This is where the magic happens: fix :: forall a. Lazy a => (a -> a) -> a. fix takes the least fixed point of a Lazy. Since Haskell is lazy by default, this part isn't needed. But if we tried to do it the way they do it in Haskell-land, we'd get an error about not being able to define something somewhere (or something).

Note that we pass the argument to our anonymous function to the recursively defined parsers.

Evaluation

Now we'll start adding the ability to evaluate wffs in our language.

Let's start by adding the ability to turn WFFs into Strings:

instance showWFF :: Show WFF where
  show (Atom n) = n
  show (String s) = show s
  show (Integer n) = show n
  show (Bool true) = "True"
  show (Bool _) = "False"
  show (List xs) = "(" <> unwordsList show xs <> ")"
  show (DotList xs x) = "(" <> unwordsList show xs <> " . " <> show x <> ")"
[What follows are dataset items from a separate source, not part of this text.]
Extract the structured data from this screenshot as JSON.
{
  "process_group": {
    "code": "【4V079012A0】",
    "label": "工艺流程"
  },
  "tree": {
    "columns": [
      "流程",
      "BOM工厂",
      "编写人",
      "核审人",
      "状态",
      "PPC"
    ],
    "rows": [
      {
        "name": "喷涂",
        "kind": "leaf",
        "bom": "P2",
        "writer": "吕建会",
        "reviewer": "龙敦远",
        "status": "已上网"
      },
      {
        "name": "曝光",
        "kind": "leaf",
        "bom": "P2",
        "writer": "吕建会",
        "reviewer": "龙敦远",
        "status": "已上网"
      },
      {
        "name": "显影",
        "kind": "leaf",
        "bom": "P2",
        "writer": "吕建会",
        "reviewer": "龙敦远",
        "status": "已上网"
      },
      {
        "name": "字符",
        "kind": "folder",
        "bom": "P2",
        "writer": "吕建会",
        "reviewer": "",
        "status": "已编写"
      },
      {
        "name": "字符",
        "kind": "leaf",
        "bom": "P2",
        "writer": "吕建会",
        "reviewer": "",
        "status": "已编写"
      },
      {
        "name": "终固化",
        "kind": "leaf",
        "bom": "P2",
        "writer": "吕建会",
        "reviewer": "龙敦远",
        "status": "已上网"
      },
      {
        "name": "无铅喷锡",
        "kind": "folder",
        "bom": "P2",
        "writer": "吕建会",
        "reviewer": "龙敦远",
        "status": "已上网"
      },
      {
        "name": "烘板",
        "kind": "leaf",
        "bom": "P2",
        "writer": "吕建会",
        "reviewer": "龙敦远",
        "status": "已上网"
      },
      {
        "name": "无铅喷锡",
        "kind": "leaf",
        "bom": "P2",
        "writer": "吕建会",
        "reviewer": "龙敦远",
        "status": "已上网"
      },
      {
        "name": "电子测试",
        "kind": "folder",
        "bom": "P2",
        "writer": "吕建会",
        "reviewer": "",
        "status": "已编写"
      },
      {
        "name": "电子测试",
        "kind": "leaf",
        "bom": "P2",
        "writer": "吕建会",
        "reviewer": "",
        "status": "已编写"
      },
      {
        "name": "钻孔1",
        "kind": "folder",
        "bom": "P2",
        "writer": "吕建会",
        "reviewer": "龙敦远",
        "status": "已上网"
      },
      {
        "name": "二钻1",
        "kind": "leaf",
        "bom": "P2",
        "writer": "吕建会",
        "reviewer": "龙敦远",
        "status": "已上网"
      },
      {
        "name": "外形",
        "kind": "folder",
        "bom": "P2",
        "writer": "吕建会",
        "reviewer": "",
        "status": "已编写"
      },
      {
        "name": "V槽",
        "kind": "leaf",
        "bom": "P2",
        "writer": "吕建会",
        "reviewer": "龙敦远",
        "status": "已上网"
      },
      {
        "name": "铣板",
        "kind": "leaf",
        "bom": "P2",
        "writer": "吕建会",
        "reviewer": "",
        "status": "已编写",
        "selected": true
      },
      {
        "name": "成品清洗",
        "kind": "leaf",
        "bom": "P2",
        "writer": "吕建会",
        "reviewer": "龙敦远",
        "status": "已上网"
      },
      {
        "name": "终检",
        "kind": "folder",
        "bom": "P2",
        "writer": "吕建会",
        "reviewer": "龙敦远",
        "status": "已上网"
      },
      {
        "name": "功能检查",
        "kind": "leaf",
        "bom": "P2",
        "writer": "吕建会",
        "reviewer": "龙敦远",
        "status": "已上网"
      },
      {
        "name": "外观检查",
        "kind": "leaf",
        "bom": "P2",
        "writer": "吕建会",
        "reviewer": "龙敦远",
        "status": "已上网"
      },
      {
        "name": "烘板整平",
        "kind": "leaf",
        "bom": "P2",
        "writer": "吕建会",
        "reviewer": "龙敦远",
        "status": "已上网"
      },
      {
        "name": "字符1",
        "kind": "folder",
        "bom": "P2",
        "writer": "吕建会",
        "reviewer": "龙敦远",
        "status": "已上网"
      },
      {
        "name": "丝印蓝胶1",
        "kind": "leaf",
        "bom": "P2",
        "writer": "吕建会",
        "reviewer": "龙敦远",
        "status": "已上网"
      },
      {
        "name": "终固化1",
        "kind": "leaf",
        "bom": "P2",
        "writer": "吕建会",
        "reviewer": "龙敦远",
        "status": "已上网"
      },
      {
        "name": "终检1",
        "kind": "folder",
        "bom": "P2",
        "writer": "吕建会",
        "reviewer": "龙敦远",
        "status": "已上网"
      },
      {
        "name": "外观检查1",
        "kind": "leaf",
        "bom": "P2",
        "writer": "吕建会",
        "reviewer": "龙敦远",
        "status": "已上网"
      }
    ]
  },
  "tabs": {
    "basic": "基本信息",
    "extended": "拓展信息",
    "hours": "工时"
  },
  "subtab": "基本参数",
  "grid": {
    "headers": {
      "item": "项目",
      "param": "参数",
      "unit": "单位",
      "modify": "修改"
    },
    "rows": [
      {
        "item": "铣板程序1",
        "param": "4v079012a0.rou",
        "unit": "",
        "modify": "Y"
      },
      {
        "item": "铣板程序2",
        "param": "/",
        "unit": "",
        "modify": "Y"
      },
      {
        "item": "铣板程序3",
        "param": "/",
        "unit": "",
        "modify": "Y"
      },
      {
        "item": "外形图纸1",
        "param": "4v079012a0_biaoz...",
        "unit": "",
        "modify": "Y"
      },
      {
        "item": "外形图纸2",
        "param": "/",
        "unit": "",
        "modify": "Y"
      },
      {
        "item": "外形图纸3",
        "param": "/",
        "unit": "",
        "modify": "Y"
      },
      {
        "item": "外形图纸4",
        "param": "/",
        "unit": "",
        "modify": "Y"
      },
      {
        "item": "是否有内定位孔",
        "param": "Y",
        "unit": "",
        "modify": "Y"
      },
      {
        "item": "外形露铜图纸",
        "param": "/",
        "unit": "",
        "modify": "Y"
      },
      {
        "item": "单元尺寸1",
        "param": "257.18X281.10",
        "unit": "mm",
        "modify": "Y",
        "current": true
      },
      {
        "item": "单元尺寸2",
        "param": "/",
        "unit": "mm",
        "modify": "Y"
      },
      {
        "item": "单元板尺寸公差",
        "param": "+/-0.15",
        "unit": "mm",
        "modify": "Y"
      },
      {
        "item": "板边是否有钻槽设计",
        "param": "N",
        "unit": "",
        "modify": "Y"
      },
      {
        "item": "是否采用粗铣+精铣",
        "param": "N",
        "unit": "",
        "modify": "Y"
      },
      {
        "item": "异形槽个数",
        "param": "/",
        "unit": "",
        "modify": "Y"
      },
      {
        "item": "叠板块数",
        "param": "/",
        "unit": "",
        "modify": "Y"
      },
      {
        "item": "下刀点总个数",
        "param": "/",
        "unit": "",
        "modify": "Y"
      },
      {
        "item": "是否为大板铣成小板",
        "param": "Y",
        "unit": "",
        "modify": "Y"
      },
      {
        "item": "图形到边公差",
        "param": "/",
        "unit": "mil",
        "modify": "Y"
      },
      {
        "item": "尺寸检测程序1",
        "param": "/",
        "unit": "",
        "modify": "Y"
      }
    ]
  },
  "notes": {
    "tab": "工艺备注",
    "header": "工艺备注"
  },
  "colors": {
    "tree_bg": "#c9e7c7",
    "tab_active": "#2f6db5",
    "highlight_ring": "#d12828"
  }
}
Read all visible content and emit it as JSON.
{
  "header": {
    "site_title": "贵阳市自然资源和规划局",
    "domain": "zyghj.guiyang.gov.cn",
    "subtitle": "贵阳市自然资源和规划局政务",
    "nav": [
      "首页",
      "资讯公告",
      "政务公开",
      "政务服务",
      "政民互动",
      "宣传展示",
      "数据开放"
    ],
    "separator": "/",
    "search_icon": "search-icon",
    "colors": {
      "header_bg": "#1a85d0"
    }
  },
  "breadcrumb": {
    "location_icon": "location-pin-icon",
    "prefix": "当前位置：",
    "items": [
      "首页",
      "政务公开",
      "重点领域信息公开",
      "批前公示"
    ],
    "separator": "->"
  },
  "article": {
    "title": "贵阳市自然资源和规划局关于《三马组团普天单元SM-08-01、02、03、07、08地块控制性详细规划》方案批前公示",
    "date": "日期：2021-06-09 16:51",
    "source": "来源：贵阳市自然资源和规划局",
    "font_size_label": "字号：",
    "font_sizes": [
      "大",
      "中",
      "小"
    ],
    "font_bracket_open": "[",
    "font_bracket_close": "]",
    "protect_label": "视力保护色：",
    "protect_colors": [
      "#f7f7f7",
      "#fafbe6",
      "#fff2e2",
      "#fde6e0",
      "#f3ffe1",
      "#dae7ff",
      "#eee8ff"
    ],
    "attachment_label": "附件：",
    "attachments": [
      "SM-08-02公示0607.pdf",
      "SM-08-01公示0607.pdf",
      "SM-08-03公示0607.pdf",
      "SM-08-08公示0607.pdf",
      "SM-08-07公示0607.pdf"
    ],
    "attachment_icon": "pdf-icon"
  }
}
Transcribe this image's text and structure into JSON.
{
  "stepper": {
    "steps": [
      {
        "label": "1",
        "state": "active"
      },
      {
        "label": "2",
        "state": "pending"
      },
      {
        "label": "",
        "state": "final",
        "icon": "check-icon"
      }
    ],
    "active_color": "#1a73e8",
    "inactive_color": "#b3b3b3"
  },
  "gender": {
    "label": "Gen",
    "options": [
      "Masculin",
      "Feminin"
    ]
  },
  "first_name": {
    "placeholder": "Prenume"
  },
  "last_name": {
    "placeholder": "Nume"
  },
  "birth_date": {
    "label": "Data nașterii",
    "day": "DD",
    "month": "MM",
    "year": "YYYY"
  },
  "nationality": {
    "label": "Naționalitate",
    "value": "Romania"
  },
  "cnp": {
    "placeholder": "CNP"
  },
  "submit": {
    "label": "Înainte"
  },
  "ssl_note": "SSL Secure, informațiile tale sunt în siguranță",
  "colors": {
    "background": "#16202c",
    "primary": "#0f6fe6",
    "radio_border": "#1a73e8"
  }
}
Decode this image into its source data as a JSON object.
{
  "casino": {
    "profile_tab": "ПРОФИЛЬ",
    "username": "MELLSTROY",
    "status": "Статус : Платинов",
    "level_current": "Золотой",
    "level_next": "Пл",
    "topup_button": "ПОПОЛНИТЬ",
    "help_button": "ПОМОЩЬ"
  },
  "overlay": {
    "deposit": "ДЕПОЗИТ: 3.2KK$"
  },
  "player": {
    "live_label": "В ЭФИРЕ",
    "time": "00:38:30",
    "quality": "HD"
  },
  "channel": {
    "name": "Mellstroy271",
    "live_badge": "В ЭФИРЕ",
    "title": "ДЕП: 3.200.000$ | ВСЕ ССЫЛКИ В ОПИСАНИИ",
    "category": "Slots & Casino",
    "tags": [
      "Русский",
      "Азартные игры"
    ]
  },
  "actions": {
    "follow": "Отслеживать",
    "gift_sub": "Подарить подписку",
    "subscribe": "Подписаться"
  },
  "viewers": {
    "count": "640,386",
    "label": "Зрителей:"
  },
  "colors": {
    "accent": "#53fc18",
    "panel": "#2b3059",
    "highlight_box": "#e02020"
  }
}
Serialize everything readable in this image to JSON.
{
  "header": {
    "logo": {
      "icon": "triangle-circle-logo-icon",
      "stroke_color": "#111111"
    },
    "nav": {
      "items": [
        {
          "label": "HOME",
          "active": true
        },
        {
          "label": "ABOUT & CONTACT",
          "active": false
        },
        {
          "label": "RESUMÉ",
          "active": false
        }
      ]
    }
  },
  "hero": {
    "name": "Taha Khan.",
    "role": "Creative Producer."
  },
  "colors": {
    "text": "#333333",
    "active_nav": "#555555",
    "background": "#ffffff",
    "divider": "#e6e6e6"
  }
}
unwordsList :: (WFF -> String) -> List WFF -> String
unwordsList f = intercalate " " <<< map f

Here, we're giving an instance of the Show typeclass to our WFF type. Basically, typeclasses define relationships between types, so a unary relationship can be thought of as a predicate -- in our case, that a WFF can be Shown.

Note that in principle different instances can be given anywhere, so to prevent this, typeclass instances are restricted to only be defined in the same module where the class is defined, or where the type is.

For evaluation proper, I've used another module. Here are the imports:

import Data.StrMap as Map
import Data.List as List
import Data.Foldable (foldl)
import Data.Maybe (maybe)

Primitive operators

Let's add support for some basic arithmetic operations. We'll want a function from wffs to themselves. For the nonrecursive ones, it's straightforward:

eval :: WFF -> WFF
eval v@(String _) = v
eval n@(Integer _) = n
eval b@(Bool _) = b
eval (List (Atom "quote" : q : List.Nil)) = q

In Lisp, function application is done in a list where the head element is the function and the tail are the arguments. So we need to somehow "reduce" Lists where the head is an Atom (denoting the name of the function):

eval (List (Atom f : args)) = apply f $ eval <$> args

Here we reference an undefined apply function, which is just going to be our own way of applying a function named by f to its arguments.

apply :: String -> List.List WFF -> WFF
apply f args = maybe (Bool false) (_ $ args) $ Map.lookup f primitives

Again, we've referenced an undefined value, primitives. We'll store primitive operations in a StrMap:

data Op = Add | Sub | Mul | Div | Mod

primitives :: Map.StrMap (List.List WFF -> WFF)
primitives = Map.empty
           # Map.insert "+" (numericBinop Add)
           # Map.insert "-" (numericBinop Sub)
           # Map.insert "*" (numericBinop Mul)
           # Map.insert "/" (numericBinop Div)
           # Map.insert "mod" (numericBinop Mod)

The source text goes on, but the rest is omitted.